# Is there a reason why the subset of our Hilbert space that corresponds to a particle is a vector subspace?

I'm trying to gain some intuition behind the definition that states a particle is an irreducible unitary representation of the restricted Poincare group (or more specifically, its double cover).

Let's say I have some Hilbert space of states and a priori no definition of what a particle is. I then decide to define a particle as a subset of the Hilbert space whose elements are indiscernible to an observer under any Poincare transformation he can make. Is there anything that says this subset is a vector space? If I accept that projective Hilbert spaces are the actual thing we are interested in, then it makes sense scalar multiples should also be in the subset. I'm more confused about the closure under addition.

I'm guessing that this probably has to do with the general structure of any quantum theory which states that true-false statements do not correspond to Borel subsets, but to closed linear subspaces. I could further my question by then asking, given that our quantum system's true-false statements don't form a Boolean algebra, what are the experimental facts that force the alternative to use closed linear subspaces.

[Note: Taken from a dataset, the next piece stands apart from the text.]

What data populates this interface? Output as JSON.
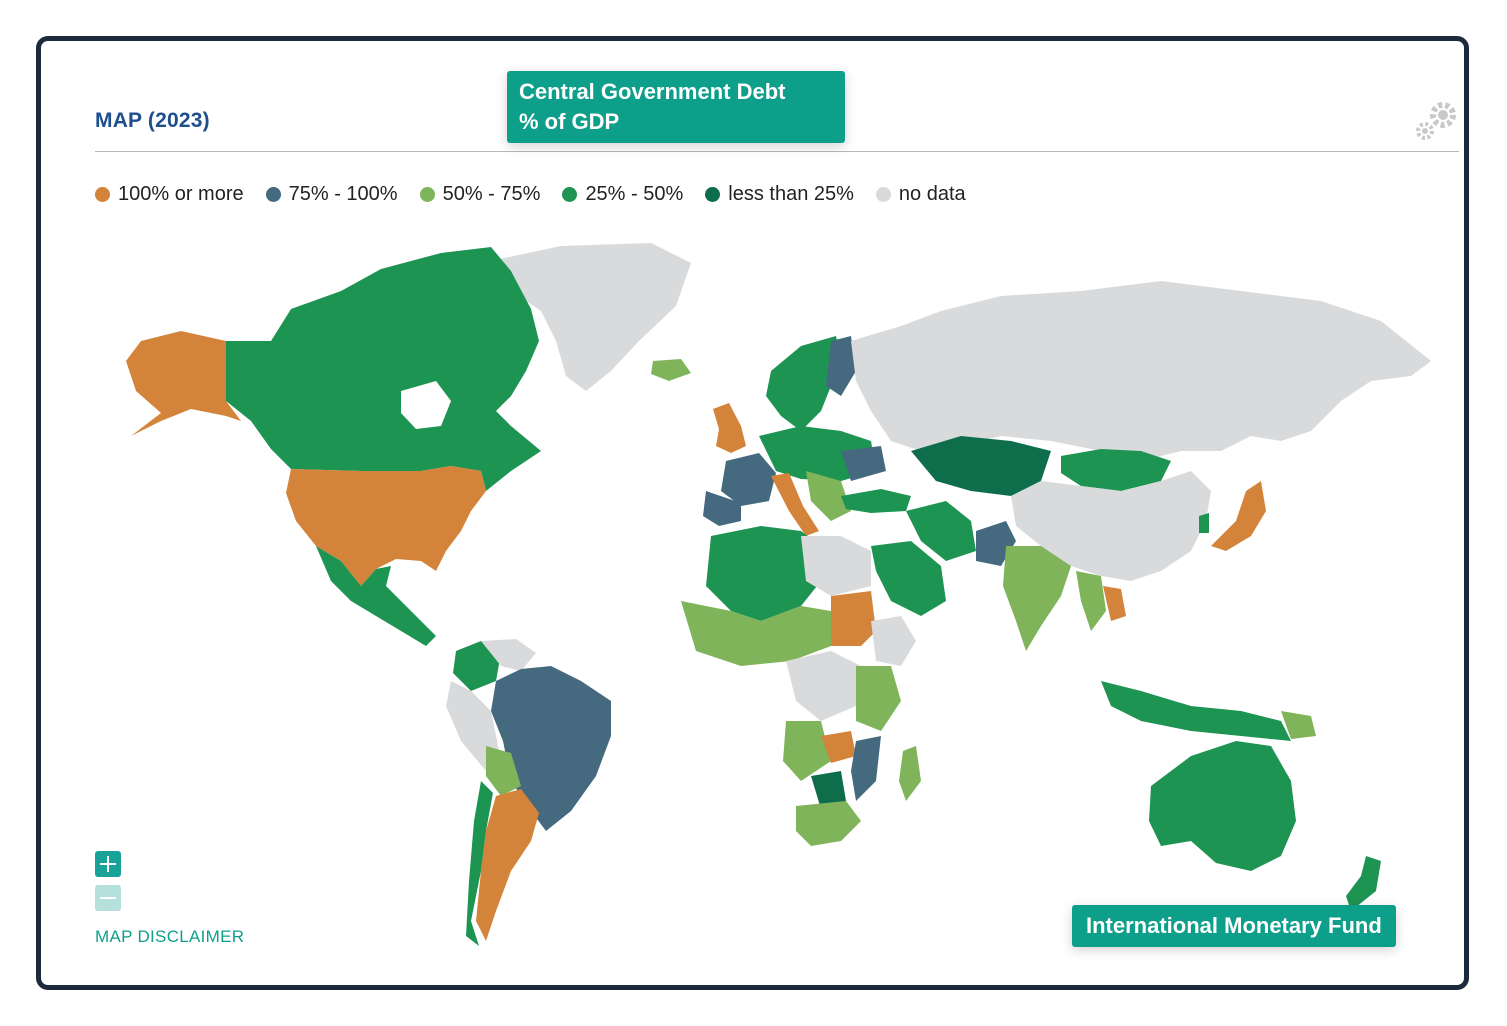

• Two comments, first: Generalized probability theories usually work with cones and convex structures. I somehow feel that maybe this implies your question has an answer in the probabilistic structure of quantum theory. Second: You might not have to take close linear subspaces. There is something called the topos approach (not very developed yet - especially no relativistic theory), which does not make use of any Hilbert space structure. The pure states are some clopen set in some presheaf over contexts, if I recall correctly... – Martin Jan 29 '15 at 0:29

I think you can understand the statement if you consider a more general formulation of a quantum system, and states, in terms of $C^*$-algebras.
Given a $C^*$-algebra (e.g. the group algebra of the Poincaré group), then you can construct a $*$-representation of it in some Hilbert space by the Gelfand-Naimark-Segal construction (actually there is a $*$-isomorphism between any $C^*$ algebra and an algebra of bounded operators on a Hilbert space).
The quantum states are defined as the positive linear functionals of norm one on the $C^*$-algebra. Since there is also a $1-1$ correspondence between the non-degenerate $*$-representations of the $C^*$ group algebra (of a locally compact group) and the strongly continuous unitary representations of the group itself, you see that the linear functionals of the $C^*$ Poincaré algebra correspond to the states of any irreducible representation of the Poincaré group.
The structure of the space of states is inherited from the structure of the $C^*$-algebra since it is a subset of the topological dual (you can consider many topologies on it, and it is a convex set). In particular, the structure of vector space is naturally defined, but only the convex sum of two states is again a state, because of the norm one condition.
I think that Wigner's kinematic definition of particles is strongly inspired by the results of representation theory of the special Poincaré group $P=SL(2,\mathbb C)\ltimes\mathbb R^4$. It turns out that this group is of type I, and therefore every representation of $P$ decomposes in a direct sum/integral of irreducible representations. This is generally true for compact groups (see Peter-Weyl theorem), but fails in general for non-compact groups, and $P$ is known to be locally compact, non-compact. Therefore one can restrict the analysis of the representations of $P$ to just the irreducible ones. By Schur's lemma, the centre of such representations contains only multiples of the identity. Examples of such operators are the Casimir operators $p^\mu p_\mu$ and $W_\mu W^\mu$, where $p^\mu$ is the 4-momentum operator and $W^\mu$ is the Pauli-Lubanski pseudovector. Since they commute with everything in the representation, and they are self-adjoint, there are real numbers $m$ and $j$ such that $p_\mu p^\mu = m^2I$ and $W_\mu W^\mu = j^2I$. These two numbers have been interpreted by Wigner as the mass of a particle and its spin (here the definition of particle is purely kinematic, in the sense the even a state of bounded particles, like an atom, is considered a particle).
Given now a generic representation of the group $P$ on some Hilbert space $H$, one has a decomposition of $H$ into invariant subspaces (because $P$ is of type I), which can be indexed by pairs $(m,j)$ and a possible multiplicity, and it seems quite natural to interpret each of these subspaces as those associated to states of particles with mass $m$ and spin $j$.